Comment From: bcmills

The logic that partitions the tests is here: https://cs.opensource.google/go/x/build/+/master:cmd/coordinator/coordinator.go;l=2655-2692;drc=db77efa219bbf2dff0b44c84d5e7ea957f55a5db

It appears to be using a hard-coded 10s cutoff, and I suspect that it is not accounting for per-test setup overhead — so the freebsd-arm64 builder probably gets better clustering because it doesn't have that overhead. (Bit of a catch-22 there. 😅)

Comment From: bcmills

As for why the tests are partitioned at all — I don't know? I would guess that the coordinator is written assuming that per-test overhead is minimal, and if we have sharded builders at all the coordinator implementation is certainly simpler using the same sharding logic for all builders.

Comment From: millerresearch

The logic that partitions the tests is here: ...

Yes, I did look at that code before posting the issue. But that doesn't show where getTestStats is getting its historical durations from. I suspect they are not very accurate in the case of plan9-arm. Can I look at them somehow?

My feeling is that the bad partitioning is a recent problem, but I don't have an archive of test log output so I can't check.

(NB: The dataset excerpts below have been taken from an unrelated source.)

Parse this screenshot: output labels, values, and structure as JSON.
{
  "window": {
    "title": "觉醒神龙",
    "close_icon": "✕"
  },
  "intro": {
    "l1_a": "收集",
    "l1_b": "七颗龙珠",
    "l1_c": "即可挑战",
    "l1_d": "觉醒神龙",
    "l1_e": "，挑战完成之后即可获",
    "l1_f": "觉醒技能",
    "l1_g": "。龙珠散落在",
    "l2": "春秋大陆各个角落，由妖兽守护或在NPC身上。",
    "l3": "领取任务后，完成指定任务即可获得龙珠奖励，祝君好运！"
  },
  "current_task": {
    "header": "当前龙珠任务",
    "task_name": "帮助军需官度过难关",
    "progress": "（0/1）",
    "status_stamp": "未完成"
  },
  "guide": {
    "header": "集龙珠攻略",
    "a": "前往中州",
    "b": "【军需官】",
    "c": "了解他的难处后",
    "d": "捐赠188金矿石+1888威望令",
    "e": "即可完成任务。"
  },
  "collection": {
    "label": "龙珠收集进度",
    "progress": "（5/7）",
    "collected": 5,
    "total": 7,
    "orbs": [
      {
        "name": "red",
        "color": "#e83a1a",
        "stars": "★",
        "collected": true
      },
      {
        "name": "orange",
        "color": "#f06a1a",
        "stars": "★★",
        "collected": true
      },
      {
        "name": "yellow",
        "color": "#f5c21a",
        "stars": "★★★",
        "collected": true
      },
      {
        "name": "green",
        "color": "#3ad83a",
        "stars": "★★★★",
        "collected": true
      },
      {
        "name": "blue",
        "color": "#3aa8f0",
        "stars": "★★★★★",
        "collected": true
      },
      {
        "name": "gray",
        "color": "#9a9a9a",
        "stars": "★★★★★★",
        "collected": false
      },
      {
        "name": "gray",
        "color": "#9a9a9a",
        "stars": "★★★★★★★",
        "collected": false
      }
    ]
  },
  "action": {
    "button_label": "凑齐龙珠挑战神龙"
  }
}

How often does the database of durations change?

I would guess that the coordinator is written assuming that per-test overhead is minimal

Clearly not the case for plan 9 since go1.10, as I reported in #24300. The redundant (imho) staleness tests at the start of dist test repeatedly thrash the entire source tree with lookup + stat calls, not minimal on operating systems which don't have linux's aggressive directory and inode cacheing, even worse if the builder uses a remote file server.